This morning, a friend emailed to ask me about the value of studying ancient history. She is, like our family and several others I know, getting ready to dive into Tapestry of Grace, Year 1. This isn't her favorite period of history, and so she was needing some confirmation that it really is important enough to spend a whole year on.
Well, after spending a year in the history of the 20th century, I'm MORE than ready to go back to ancient Egypt, Greece, and Rome. I can hardly wait! Like my friend, I love history, but unlike her, I really get my kicks from the old stuff--the older the better!
But apart from the fact that I enjoy it, is it really worth giving it a whole year every four years? And my answer is a resounding "Yes!"
The roots of most things good about American government and society are found in ancient Greece and Rome. Just as important, the seeds of everything destructive are found there, too. We are living in an age when what is good is being threatened by elements that will probably, ultimately, bring down the American democracy. But we're in the middle of it...we can't see the forest for the trees. Someday, if Jesus doesn't come first, people in a faraway time will study just what happened to us and why. We can't do that now because it is still happening and seems to be happening so slowly.
But when we step back and with a wide-angle lens look at several hundred years of ancient Greece and Rome and understand how and why they came to such tragic ends, it's easier to understand how we might be heading in the same direction. We can identify the elements that are the same even though they may be cloaked with technology and our own brands of hedonism: there is truly nothing new under the sun. And we can use that knowledge to salt and light our world with the truth of God's word.
Another value in studying the ancient world is that just as God chose the Jews to be His people, He also chose the ancient world as the perfect space-time for Jesus to be born and enter our world. Why? There are no easy answers to this question, but studying the ancient world is the only way to gain an understanding of why He considered the first century "the fulness of time." The world was ripe for his plan...what were the factors that made it so?

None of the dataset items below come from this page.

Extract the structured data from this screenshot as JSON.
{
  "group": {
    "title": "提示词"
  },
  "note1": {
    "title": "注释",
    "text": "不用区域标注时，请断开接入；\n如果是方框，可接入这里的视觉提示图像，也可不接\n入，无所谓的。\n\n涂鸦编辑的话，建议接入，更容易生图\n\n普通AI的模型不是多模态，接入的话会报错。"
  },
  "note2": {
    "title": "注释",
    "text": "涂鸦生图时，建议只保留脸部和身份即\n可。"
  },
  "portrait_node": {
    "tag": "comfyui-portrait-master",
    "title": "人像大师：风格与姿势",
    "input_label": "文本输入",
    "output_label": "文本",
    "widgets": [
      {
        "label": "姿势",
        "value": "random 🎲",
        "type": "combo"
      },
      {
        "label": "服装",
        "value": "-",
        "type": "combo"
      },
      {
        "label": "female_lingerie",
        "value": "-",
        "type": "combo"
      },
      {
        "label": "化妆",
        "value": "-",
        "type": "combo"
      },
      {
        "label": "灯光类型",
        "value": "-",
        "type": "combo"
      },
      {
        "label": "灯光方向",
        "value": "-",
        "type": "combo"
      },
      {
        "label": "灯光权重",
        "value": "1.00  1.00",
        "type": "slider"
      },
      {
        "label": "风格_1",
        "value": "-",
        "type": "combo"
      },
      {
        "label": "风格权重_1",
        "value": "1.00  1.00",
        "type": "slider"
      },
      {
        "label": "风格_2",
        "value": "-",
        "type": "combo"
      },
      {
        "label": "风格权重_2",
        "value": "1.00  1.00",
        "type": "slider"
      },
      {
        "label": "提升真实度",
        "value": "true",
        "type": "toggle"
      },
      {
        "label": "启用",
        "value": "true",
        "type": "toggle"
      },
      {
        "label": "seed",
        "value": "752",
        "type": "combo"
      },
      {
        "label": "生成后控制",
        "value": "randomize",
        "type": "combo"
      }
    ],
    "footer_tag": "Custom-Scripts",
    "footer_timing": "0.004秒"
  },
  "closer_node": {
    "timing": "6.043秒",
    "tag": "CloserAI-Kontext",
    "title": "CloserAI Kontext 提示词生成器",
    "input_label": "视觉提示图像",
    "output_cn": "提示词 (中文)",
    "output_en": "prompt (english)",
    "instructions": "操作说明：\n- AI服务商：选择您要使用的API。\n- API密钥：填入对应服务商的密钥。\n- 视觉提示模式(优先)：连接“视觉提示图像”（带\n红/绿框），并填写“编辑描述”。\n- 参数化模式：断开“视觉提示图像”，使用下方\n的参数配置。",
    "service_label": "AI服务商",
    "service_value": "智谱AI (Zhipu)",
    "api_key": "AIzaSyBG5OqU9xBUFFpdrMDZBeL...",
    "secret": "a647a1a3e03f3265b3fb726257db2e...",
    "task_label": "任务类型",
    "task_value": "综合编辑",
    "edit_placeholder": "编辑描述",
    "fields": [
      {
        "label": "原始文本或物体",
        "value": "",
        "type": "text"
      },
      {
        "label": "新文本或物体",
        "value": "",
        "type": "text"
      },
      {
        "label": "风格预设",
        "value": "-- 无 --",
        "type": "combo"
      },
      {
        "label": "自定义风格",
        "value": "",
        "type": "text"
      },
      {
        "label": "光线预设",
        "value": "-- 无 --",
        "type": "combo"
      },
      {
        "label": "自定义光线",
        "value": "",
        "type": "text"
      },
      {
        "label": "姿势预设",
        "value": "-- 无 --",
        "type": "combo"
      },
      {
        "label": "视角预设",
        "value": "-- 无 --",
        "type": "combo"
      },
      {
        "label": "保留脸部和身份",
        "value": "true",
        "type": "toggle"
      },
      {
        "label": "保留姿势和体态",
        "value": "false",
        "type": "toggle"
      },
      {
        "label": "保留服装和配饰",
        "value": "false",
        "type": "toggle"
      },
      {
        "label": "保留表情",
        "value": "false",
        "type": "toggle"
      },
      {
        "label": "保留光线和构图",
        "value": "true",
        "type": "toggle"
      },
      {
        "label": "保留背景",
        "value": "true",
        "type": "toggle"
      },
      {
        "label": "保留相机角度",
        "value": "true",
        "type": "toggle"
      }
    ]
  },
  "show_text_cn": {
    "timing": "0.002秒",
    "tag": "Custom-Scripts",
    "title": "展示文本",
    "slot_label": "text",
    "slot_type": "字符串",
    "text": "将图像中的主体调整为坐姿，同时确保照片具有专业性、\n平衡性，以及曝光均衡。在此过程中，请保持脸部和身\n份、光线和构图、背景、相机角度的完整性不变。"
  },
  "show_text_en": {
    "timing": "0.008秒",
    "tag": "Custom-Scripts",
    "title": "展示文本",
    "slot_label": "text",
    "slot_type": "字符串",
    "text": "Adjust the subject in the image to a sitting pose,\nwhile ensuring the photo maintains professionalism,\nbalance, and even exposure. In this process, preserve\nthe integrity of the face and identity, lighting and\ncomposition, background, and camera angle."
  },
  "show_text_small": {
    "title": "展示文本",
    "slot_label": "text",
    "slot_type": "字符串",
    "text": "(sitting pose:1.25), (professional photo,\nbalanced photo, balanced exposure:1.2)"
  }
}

Also, the ancient world was contemporary with all of what we read in the Bible. Studying that world brings new insights into the Old Testament stories as well as the New Testament formation of the Church and the spreading of the gospel. When I was little, I believed that the Bible was TRUE, but I never thought of it as connected with real history. Isn't that a shame? Now I marvel at studying ancient Egypt and seeing how it dovetails with the captive Israelites and with Moses' dealings with Pharoah. I can imagine what the powerful Joseph experienced when I know more about the Pharoahs' courts, the unusual patterns of weather, and the idolatrous religion practiced in the Nile region. Only then do I understand the significance and implications of the plagues. Only when I know something about Egyptian burial rituals do I understand why Joseph was so adamant about having his bones carried OUT of Egypt even if hundreds of years after his death. Only when I study Greek and other ancient mythologies can I recognize the unending tendency of fallen man to take seeds of truth and pervert them in order not to have to be accountable to the holy God who sent His son into the Greco-Roman world.
And only when I can study and understand ancient history in the light of Biblical truth can I impart that understanding to my children, praying that they will absorb it in a totally different way than I did as a child. Otherwise, they too will grow up learning one history in church and family devotions and another from their history books, as though the two somehow occurred on different planets. May God infuse our next study with the fragrance of His presence throughout the ages and with a concrete sense that it is, and always has been, HIStory.
And to my friend who was courageous enough to ask the question, I have left you anonymity, but if you'd like to come out of lurkdom in the comments and add your own, feel free :-) Only when we ask the questions can we gather the viewpoints that help us shape our own!